Once you have been able to prove all these in front of court the next step will be for you to demonstrate to the court the monetary value of these injuries so that it can be determined what you are actually owed.

Law – 4 Ways to Protect Your Claim When in an Auto Accident

Law – 4 Ways to Protect Your Claim When in an Auto Accident

Anytime you are involved in an auto accident that was the result of negligence by another motorist and the accident results in either injuries or damage to your property, you must act very fast to ensure that you protect your claim. This is because the defendant will do everything within their power not to pay up.

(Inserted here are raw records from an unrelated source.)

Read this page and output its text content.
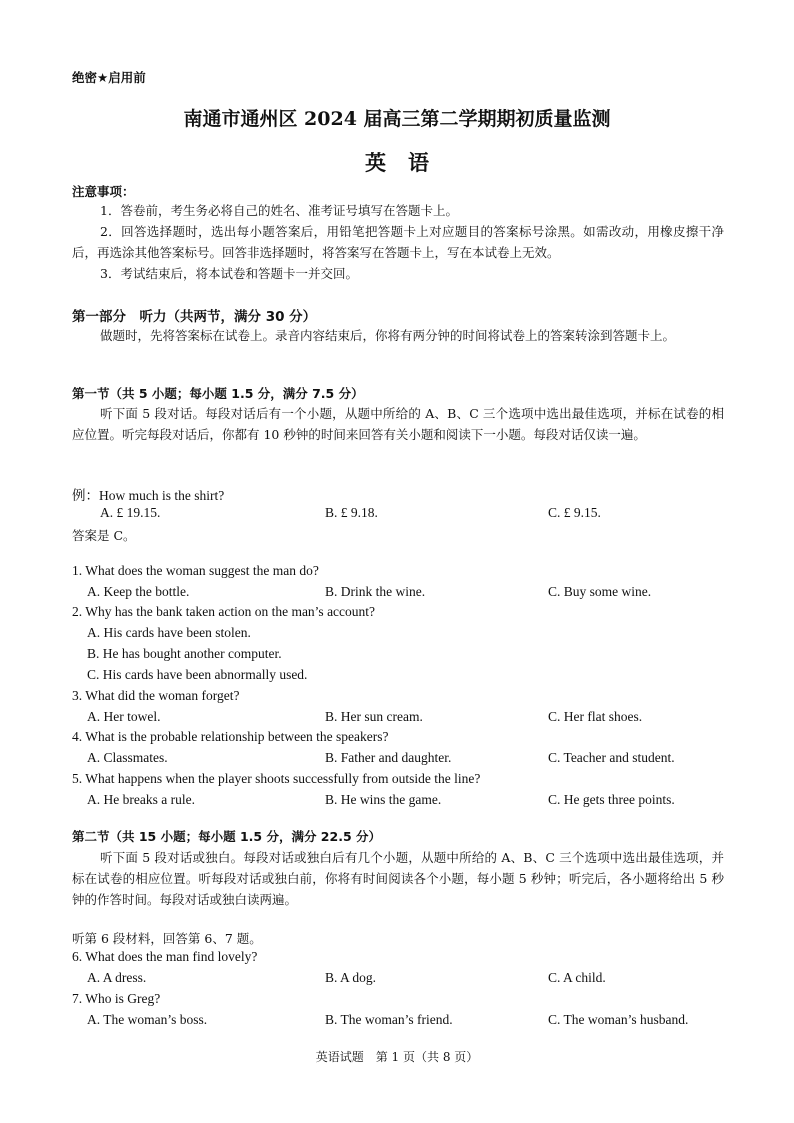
绝密★启用前
南通市通州区 2024 届高三第二学期期初质量监测
英语
注意事项：
1．答卷前，考生务必将自己的姓名、准考证号填写在答题卡上。
2．回答选择题时，选出每小题答案后，用铅笔把答题卡上对应题目的答案标号涂黑。如需改动，用橡皮擦干净后，再选涂其他答案标号。回答非选择题时，将答案写在答题卡上，写在本试卷上无效。
3．考试结束后，将本试卷和答题卡一并交回。
第一部分　听力（共两节，满分 30 分）
做题时，先将答案标在试卷上。录音内容结束后，你将有两分钟的时间将试卷上的答案转涂到答题卡上。
第一节（共 5 小题；每小题 1.5 分，满分 7.5 分）
听下面 5 段对话。每段对话后有一个小题，从题中所给的 A、B、C 三个选项中选出最佳选项，并标在试卷的相应位置。听完每段对话后，你都有 10 秒钟的时间来回答有关小题和阅读下一小题。每段对话仅读一遍。
例：How much is the shirt?
A. £ 19.15.	B. £ 9.18.	C. £ 9.15.
答案是 C。
1. What does the woman suggest the man do?
A. Keep the bottle.	B. Drink the wine.	C. Buy some wine.
2. Why has the bank taken action on the man’s account?
A. His cards have been stolen.
B. He has bought another computer.
C. His cards have been abnormally used.
3. What did the woman forget?
A. Her towel.	B. Her sun cream.	C. Her flat shoes.
4. What is the probable relationship between the speakers?
A. Classmates.	B. Father and daughter.	C. Teacher and student.
5. What happens when the player shoots successfully from outside the line?
A. He breaks a rule.	B. He wins the game.	C. He gets three points.
第二节（共 15 小题；每小题 1.5 分，满分 22.5 分）
听下面 5 段对话或独白。每段对话或独白后有几个小题，从题中所给的 A、B、C 三个选项中选出最佳选项，并标在试卷的相应位置。听每段对话或独白前，你将有时间阅读各个小题，每小题 5 秒钟；听完后，各小题将给出 5 秒钟的作答时间。每段对话或独白读两遍。
听第 6 段材料，回答第 6、7 题。
6. What does the man find lovely?
A. A dress.	B. A dog.	C. A child.
7. Who is Greg?
A. The woman’s boss.	B. The woman’s friend.	C. The woman’s husband.
英语试题　第 1 页（共 8 页）
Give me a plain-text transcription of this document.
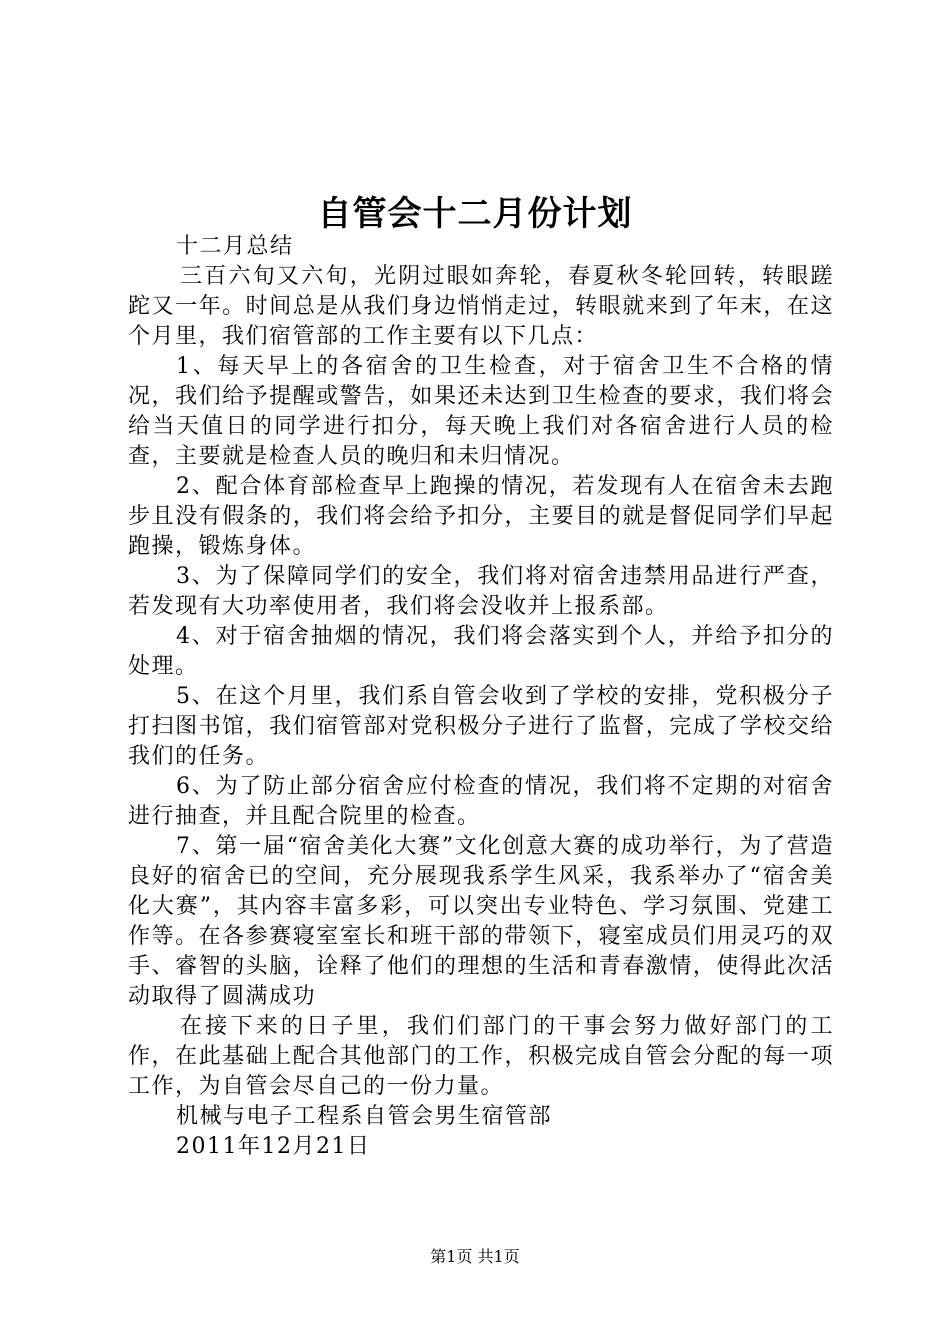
自管会十二月份计划

十二月总结

三百六旬又六旬，光阴过眼如奔轮，春夏秋冬轮回转，转眼蹉跎又一年。时间总是从我们身边悄悄走过，转眼就来到了年末，在这个月里，我们宿管部的工作主要有以下几点：

1、每天早上的各宿舍的卫生检查，对于宿舍卫生不合格的情况，我们给予提醒或警告，如果还未达到卫生检查的要求，我们将会给当天值日的同学进行扣分，每天晚上我们对各宿舍进行人员的检查，主要就是检查人员的晚归和未归情况。

2、配合体育部检查早上跑操的情况，若发现有人在宿舍未去跑步且没有假条的，我们将会给予扣分，主要目的就是督促同学们早起跑操，锻炼身体。

3、为了保障同学们的安全，我们将对宿舍违禁用品进行严查，若发现有大功率使用者，我们将会没收并上报系部。

4、对于宿舍抽烟的情况，我们将会落实到个人，并给予扣分的处理。

5、在这个月里，我们系自管会收到了学校的安排，党积极分子打扫图书馆，我们宿管部对党积极分子进行了监督，完成了学校交给我们的任务。

6、为了防止部分宿舍应付检查的情况，我们将不定期的对宿舍进行抽查，并且配合院里的检查。

7、第一届“宿舍美化大赛”文化创意大赛的成功举行，为了营造良好的宿舍已的空间，充分展现我系学生风采，我系举办了“宿舍美化大赛”，其内容丰富多彩，可以突出专业特色、学习氛围、党建工作等。在各参赛寝室室长和班干部的带领下，寝室成员们用灵巧的双手、睿智的头脑，诠释了他们的理想的生活和青春激情，使得此次活动取得了圆满成功

在接下来的日子里，我们们部门的干事会努力做好部门的工作，在此基础上配合其他部门的工作，积极完成自管会分配的每一项工作，为自管会尽自己的一份力量。

机械与电子工程系自管会男生宿管部

2011年12月21日

第1页 共1页
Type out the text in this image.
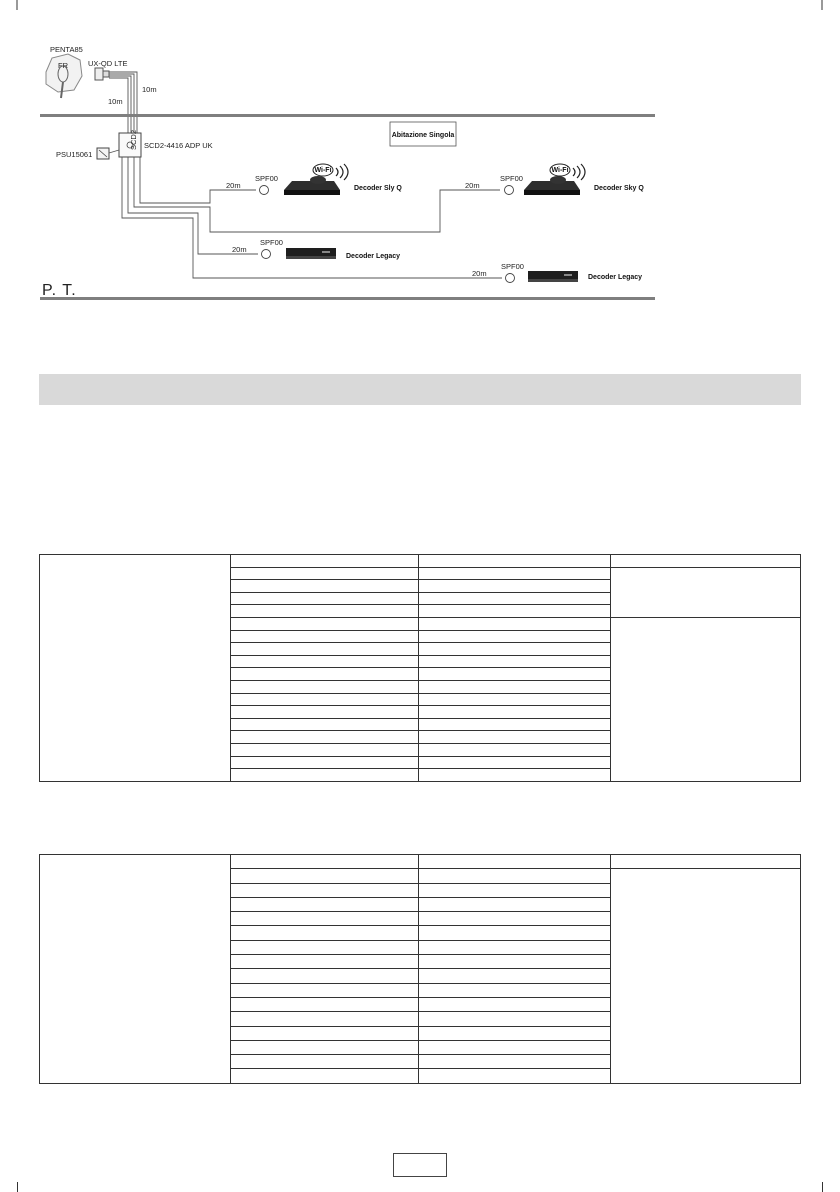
PENTA85
FR	UX-QD LTE
10m
10m
SCD2 SCD2-4416 ADP UK
PSU15061
Abitazione Singola
20m
SPF00
Wi-Fi
Decoder Sly Q	20m
SPF00
Wi-Fi
Decoder Sky Q
20m
SPF00
Decoder Legacy
20m
SPF00
Decoder Legacy
P. T.
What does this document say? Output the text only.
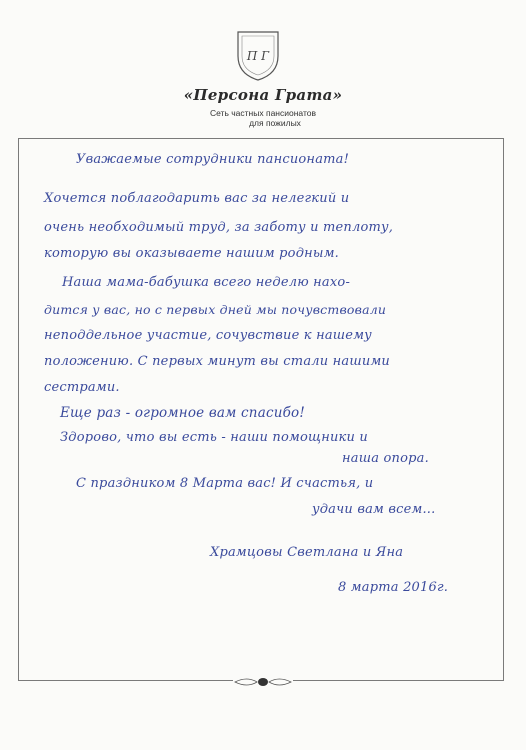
П Г
«Персона Грата»
Сеть частных пансионатов
для пожилых
Уважаемые сотрудники пансионата!
Хочется поблагодарить вас за нелегкий и
очень необходимый труд, за заботу и теплоту,
которую вы оказываете нашим родным.
Наша мама-бабушка всего неделю нахо-
дится у вас, но с первых дней мы почувствовали
неподдельное участие, сочувствие к нашему
положению. С первых минут вы стали нашими
сестрами.
Еще раз - огромное вам спасибо!
Здорово, что вы есть - наши помощники и
наша опора.
С праздником 8 Марта вас! И счастья, и
удачи вам всем...
Храмцовы Светлана и Яна
8 марта 2016г.
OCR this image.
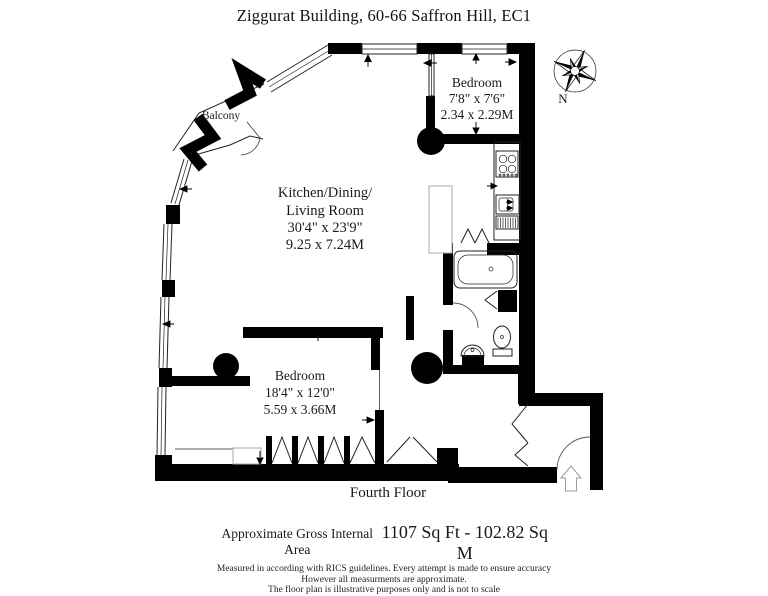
Ziggurat Building, 60-66 Saffron Hill, EC1
N
Balcony
Bedroom
7'8" x 7'6"
2.34 x 2.29M
Kitchen/Dining/
Living Room
30'4" x 23'9"
9.25 x 7.24M
Bedroom
18'4" x 12'0"
5.59 x 3.66M
Fourth Floor
Approximate Gross Internal Area
1107 Sq Ft - 102.82 Sq M
Measured in according with RICS guidelines. Every attempt is made to ensure accuracy
However all measurments are approximate.
The floor plan is illustrative purposes only and is not to scale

There is a couple of ways you can protect your claim and in this article, we are going to look at 4 ways you can do it.

1. Ensure that the police is involved

It’s advisable that if ever you are involved in an auto accident ensure that you immediately call the police to the scene. This is mainly for documentation purposes because the police will record and even investigate the incident and this becomes evidence you can produce in court.

2. Document the accident scene

If you are fortunate enough not to suffer very serious injuries, you must ensure that you document the accident scene through taking photos, videos and even contact info of potential witnesses. If you are not in a position to do this on your own, you can request the people at the scene to do it for you and ensure you have their contact info.

3. Seek the services of a personal injuries lawyer

Personal injuries lawyers are lawyers who have specialized in injury claims and they will therefore guide you through the process of filing your suite and arguing your case on your behalf in court. They are very experienced in such matters therefore you should always follow their advice.

Find out more info on personal injury lawyers specializing in car accidents here: https://www.rosenfeldinjurylawyers.com/car-accidents.html

4. Your claims must be reasonable

It’s unwise for you to try and make exaggerated claims because they will make you come off as disingenuous and this may negatively affect your entire case. Restrict yourself to making claims for damages and injuries that you actually incurred and that you can prove.

If you take all these measures diligently, you will have taken great strides towards positioning yourself for a successful legal battle.